Neil Fearn: A Man of the Community

Albion farmer named one of the Prairie Farmer Master Farmer award winners.

Published on: Mar 6, 2013

This week, Prairie Farmer is highlighting each of the four recipients of the Prairie Farmer Master Farmer Award for 2013. Check in each morning to read one of our winners' bios.

Neil Fearn has sage advice regarding the best decision of his life: "If you don't have a good wife who enjoys farming, you won't enjoy farming. And if you're going to do it, you've gotta enjoy it."

Clearly, he and his wife, Debbie, enjoy farming. It's how they tackle much of their life on the farm, and in their southern Illinois community of Albion. They enjoy working together, whether on the farm, church, 4-H or the fairgrounds, where Neil has served on the board since 1978.

Neil and Debbie Fearn farm 2,700 acres yellow and white corn, soybeans and wheat. Photo by Holly Spangler.
Neil and Debbie Fearn farm 2,700 acres yellow and white corn, soybeans and wheat. Photo by Holly Spangler.

Neil began his farming career with Debbie's family, in the late 1970s, though his love of farming began with parents Jack and Carol Fearn, who farm at Cisne. He joined Oak Leaf Farms, farming with his father-in-law, Leon Harris, and brother-in-law, Mike Harris. Over time, Leon retired and today Neil and Mike operate a partnership. Debbie works off the farm at a local bank, but is instrumental in record keeping and financial analysis. The operation uses Agri-Solutions to track financial information, income and expenses, employee wages, and to generate reports for landlords.

The family left the hog business in the early '90s, concentrating instead on grain. In addition to double-crop wheat/soybeans and yellow corn, they grow several hundred acres of white corn for Azteca Milling in Evansville, Ind. They also use variable-rate planting and fertilizer application, swath control and more. Neil and Mike added three semis, hauling for themselves and others, and they've expanded their grain system with 180,000 bushels of storage, scales and a drive-over pit. They farm a variety of soil types, including river bottom and hilltop ground, and have put a range of conservation measures in place to preserve the land and improve production. They also plant cereal rye and rapeseed as a cover crop, to prevent erosion and boost production.

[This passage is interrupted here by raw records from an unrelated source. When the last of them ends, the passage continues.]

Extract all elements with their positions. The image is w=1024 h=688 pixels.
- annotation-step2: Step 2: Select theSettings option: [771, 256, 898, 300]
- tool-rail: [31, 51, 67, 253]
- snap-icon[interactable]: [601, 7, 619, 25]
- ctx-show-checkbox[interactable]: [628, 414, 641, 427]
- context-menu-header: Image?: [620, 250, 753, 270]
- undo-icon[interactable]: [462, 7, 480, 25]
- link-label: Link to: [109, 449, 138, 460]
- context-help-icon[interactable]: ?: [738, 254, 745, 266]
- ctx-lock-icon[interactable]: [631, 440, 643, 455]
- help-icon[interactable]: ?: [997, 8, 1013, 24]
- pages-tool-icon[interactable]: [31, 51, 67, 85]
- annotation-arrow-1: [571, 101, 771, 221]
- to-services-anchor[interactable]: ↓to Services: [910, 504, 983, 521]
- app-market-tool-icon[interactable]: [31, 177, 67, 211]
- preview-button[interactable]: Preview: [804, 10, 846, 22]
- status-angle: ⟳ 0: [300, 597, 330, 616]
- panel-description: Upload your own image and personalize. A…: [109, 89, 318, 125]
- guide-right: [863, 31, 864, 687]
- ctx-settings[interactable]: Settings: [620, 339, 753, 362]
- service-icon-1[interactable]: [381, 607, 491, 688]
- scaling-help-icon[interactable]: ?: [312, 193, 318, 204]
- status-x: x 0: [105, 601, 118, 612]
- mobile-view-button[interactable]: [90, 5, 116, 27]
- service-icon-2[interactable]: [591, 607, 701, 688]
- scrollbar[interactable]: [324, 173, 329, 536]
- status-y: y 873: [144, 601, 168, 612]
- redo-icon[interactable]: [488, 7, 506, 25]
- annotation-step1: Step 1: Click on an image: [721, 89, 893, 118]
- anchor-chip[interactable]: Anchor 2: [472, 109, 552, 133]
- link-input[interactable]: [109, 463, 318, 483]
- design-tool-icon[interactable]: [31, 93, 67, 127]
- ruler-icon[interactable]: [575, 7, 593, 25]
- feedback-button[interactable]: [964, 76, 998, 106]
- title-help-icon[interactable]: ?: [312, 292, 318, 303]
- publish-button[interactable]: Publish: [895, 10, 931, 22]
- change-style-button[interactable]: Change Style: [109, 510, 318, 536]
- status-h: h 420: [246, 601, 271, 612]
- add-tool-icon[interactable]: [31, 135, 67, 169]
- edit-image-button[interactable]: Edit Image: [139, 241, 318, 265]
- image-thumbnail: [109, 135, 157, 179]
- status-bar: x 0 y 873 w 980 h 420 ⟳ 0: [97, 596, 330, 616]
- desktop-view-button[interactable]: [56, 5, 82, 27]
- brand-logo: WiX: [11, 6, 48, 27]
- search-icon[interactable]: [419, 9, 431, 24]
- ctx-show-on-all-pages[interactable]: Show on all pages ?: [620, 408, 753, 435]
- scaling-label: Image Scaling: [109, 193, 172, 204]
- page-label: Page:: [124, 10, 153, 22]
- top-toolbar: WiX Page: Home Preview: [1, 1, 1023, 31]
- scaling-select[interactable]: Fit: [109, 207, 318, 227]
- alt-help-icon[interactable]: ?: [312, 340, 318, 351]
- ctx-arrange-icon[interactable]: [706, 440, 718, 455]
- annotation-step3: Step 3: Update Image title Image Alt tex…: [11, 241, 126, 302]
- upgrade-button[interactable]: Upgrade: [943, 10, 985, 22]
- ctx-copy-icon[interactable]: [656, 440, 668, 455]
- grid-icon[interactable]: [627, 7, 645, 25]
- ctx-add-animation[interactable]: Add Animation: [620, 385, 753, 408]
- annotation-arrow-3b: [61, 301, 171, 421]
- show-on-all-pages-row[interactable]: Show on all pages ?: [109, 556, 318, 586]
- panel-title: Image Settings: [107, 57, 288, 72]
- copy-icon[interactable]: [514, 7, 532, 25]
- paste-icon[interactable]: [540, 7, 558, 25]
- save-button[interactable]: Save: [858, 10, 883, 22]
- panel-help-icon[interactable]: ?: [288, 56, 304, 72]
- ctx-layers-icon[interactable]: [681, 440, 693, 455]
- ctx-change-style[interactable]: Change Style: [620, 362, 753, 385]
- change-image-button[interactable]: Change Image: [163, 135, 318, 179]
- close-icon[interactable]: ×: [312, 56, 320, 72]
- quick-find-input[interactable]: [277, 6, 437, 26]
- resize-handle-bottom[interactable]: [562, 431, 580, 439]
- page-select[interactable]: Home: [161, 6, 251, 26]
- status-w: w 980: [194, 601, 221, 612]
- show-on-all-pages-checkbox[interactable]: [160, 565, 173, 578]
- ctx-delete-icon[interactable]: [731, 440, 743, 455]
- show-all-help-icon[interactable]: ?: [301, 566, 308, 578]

There's a common thread in the Fearn family, tying together both a heart for service and a dedication to young people. Neil and Debbie are 4-H leaders, youth group leaders and strong advocates of their rural church's Fifth Quarter program.

Their son Seth adds, "My father encourages younger farmers to constantly improve their farms. He has a strong passion for teaching youth and passing on good morals, values and work ethic to them."